A report issued by the Institute for Agriculture and Trade Policy (IATP) says USDA conservation programs reject most applicants.

The report also found that programs like the Environmental Quality Incentive Program (EQUIP) and Conservation Reserve Program pay for practices the group claims make environmental practices worse in 12 agriculturally intensive states. They are the Dakotas, Illinois, Indiana, Iowa, Kansas, Michigan, Minnesota, Missouri, Nebraska, Ohio, and Wisconsin.

"This report finds that current resources are being misdirected to large, polluting operations while thousands of farmers are being turned away from contracts that could help them pay for conservation improvements and help their bottom lines," the report's authors wrote. "Reforms are needed to ensure that EQIP funds only go toward truly environmentally beneficial practices."

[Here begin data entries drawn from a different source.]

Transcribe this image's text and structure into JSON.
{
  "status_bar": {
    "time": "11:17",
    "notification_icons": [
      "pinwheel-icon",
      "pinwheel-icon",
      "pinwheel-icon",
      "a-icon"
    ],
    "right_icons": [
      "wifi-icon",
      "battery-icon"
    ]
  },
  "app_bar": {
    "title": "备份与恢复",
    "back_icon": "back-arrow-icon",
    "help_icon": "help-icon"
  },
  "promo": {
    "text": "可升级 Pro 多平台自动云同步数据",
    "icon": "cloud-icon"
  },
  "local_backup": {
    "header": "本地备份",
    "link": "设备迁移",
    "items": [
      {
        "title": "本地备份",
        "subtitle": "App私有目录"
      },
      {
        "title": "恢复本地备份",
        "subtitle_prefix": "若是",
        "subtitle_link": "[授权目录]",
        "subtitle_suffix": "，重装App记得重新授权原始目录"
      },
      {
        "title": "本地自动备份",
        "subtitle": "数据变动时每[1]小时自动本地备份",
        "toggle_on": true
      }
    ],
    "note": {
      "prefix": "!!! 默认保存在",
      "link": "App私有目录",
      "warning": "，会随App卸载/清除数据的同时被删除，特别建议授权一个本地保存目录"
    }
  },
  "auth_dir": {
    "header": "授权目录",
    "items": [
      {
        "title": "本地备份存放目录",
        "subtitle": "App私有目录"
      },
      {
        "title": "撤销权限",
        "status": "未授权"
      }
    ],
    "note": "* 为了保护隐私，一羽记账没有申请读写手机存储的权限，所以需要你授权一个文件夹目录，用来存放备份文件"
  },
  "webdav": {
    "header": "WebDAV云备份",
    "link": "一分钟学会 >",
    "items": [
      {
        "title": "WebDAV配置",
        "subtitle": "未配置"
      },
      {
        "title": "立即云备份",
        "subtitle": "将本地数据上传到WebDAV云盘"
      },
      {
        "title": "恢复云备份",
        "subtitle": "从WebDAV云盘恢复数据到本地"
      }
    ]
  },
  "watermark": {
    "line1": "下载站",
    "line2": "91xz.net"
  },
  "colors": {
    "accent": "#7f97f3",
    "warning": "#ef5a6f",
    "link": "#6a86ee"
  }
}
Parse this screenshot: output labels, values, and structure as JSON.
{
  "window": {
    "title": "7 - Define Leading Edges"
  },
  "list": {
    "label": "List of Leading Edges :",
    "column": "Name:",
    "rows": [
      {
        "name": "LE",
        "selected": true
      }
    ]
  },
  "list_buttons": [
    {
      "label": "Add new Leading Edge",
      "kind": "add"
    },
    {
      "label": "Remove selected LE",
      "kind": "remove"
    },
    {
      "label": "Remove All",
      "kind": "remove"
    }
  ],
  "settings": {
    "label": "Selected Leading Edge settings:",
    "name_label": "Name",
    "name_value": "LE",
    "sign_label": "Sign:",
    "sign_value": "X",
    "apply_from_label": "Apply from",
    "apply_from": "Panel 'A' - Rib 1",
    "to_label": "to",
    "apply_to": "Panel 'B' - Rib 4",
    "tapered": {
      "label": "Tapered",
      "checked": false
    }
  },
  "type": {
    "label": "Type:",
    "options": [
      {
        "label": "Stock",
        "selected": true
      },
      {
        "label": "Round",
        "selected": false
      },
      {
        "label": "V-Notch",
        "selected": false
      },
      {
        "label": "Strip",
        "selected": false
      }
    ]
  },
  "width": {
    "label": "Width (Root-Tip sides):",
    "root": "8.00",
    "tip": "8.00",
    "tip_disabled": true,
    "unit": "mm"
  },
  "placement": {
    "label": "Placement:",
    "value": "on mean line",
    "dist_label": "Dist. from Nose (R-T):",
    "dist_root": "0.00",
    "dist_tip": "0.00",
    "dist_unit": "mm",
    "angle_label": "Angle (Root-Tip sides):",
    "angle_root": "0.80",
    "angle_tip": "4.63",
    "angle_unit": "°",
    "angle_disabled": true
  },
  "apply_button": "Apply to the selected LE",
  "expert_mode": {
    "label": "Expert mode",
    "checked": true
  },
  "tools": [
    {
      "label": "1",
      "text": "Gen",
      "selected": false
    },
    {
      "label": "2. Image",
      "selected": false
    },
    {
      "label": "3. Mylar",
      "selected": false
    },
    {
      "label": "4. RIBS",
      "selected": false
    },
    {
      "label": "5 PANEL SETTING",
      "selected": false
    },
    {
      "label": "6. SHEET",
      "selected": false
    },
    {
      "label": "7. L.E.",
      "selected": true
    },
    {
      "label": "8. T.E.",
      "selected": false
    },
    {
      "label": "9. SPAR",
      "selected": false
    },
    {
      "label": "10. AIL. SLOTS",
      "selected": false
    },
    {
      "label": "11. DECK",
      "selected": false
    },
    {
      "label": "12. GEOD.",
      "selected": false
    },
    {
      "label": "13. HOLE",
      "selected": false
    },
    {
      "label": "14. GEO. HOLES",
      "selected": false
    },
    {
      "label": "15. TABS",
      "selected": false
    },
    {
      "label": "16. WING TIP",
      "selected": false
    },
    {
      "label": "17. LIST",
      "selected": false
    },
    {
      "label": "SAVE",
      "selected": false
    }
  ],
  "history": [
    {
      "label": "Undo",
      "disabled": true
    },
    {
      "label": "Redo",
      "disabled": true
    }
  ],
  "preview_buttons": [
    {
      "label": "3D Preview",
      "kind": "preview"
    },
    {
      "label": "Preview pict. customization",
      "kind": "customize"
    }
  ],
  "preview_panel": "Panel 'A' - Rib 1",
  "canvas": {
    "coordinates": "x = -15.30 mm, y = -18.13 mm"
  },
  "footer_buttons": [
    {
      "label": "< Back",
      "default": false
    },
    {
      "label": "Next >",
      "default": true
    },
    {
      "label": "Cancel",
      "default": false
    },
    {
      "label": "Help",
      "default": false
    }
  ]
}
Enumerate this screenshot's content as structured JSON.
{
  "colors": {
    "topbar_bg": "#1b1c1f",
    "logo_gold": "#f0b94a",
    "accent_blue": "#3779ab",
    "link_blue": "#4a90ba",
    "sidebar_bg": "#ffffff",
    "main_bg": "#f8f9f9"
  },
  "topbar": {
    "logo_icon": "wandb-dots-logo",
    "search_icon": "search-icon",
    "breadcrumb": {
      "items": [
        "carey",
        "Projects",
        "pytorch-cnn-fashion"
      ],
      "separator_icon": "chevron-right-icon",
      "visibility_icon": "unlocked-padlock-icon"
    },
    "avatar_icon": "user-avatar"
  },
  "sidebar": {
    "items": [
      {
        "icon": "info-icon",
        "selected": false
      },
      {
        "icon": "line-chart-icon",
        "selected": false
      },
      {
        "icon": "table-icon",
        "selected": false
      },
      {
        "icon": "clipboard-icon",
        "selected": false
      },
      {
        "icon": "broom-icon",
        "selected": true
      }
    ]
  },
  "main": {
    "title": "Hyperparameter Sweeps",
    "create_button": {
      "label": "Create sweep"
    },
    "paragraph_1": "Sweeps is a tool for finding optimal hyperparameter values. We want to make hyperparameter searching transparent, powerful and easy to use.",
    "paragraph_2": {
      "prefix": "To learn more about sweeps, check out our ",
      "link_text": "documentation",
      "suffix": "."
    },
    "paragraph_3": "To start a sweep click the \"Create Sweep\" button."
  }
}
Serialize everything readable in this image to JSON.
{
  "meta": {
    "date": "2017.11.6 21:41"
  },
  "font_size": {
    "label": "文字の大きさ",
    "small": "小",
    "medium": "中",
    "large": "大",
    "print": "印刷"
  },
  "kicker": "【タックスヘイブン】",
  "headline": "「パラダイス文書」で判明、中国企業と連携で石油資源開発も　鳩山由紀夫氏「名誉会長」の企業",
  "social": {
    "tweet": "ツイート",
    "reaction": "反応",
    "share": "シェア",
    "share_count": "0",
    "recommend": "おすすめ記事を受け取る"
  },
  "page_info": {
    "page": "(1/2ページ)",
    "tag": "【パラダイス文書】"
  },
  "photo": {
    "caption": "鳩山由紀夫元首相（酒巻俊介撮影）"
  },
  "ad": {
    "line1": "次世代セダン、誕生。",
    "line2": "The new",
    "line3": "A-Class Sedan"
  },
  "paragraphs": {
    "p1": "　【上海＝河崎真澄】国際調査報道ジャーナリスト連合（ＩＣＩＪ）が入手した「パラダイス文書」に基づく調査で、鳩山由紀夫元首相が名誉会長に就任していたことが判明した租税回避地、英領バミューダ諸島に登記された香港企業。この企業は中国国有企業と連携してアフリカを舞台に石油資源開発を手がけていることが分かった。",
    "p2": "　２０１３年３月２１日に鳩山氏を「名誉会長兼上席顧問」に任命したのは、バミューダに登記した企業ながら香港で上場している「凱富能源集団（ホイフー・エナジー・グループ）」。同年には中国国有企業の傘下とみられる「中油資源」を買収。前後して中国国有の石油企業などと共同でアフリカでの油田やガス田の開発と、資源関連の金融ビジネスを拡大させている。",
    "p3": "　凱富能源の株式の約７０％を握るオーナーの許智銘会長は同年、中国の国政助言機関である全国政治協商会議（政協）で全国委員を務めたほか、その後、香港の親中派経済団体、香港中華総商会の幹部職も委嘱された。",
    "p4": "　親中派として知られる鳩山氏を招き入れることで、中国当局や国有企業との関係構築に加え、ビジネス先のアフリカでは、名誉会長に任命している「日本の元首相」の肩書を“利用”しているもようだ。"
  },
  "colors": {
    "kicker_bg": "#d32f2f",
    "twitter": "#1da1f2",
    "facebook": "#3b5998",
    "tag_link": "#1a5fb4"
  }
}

The report identifies ten practices it considers to be harmful to the environment that are included for funding in EQIP. Of the ten practices identified, six identify practices associated with livestock raging. Two others are widely used by growers, including some no-tillers:

  • Underground outlets, or pipes that carry water to nearby streams, particularly in situations where water ponds or pools on farm fields. This is identified under the USDA practice designation No. 620.
  • Subsurface drainage (also known as drainage tiling or tiling), which is similar to underground outlets, except it is also used to remove excess salts. This is identified under the USDA designation No. 602

Among the 12 states the report focuses on, Illinois was the sole state to include one of these two practices in its top 5. Illinois spent more money (about $2.5 million) on underground outlets than on any other EQIP practice in 2020. Cover crops did not appear in Illinois's top 5 programs.

The report also found that the 12 states issued an average of 3.3% of EQIP funding to farmers in the socially disadvantaged category, which includes farmers of color. South Dakota awarded about 13% of its EQIP funds to farmers of color.

"According to data compiled by the National Sustainable Agriculture Coalition (NSAC), Midwest states awarded between 1-13% of their EQIP contracts to “socially disadvantaged producers,” the umbrella term used by USDA to describe farmers of color," the authors wrote. "In some cases, the low percentage of contracts awarded to farmers of color reflects a low total number of farmers of color in that state. However, there are states such as South Dakota where farmers of color are better represented in EQIP contracts, which in South Dakota’s case likely reflects the large number of farmers who identify as Native American in the state."

Among those same 12 states, cover crops were the top practice in Indiana ($5.4 million), Iowa($6.3 million), Michigan ($3.3 million), Missouri ($5.2 million), and Wisconsin ($6.2 million) in 2020.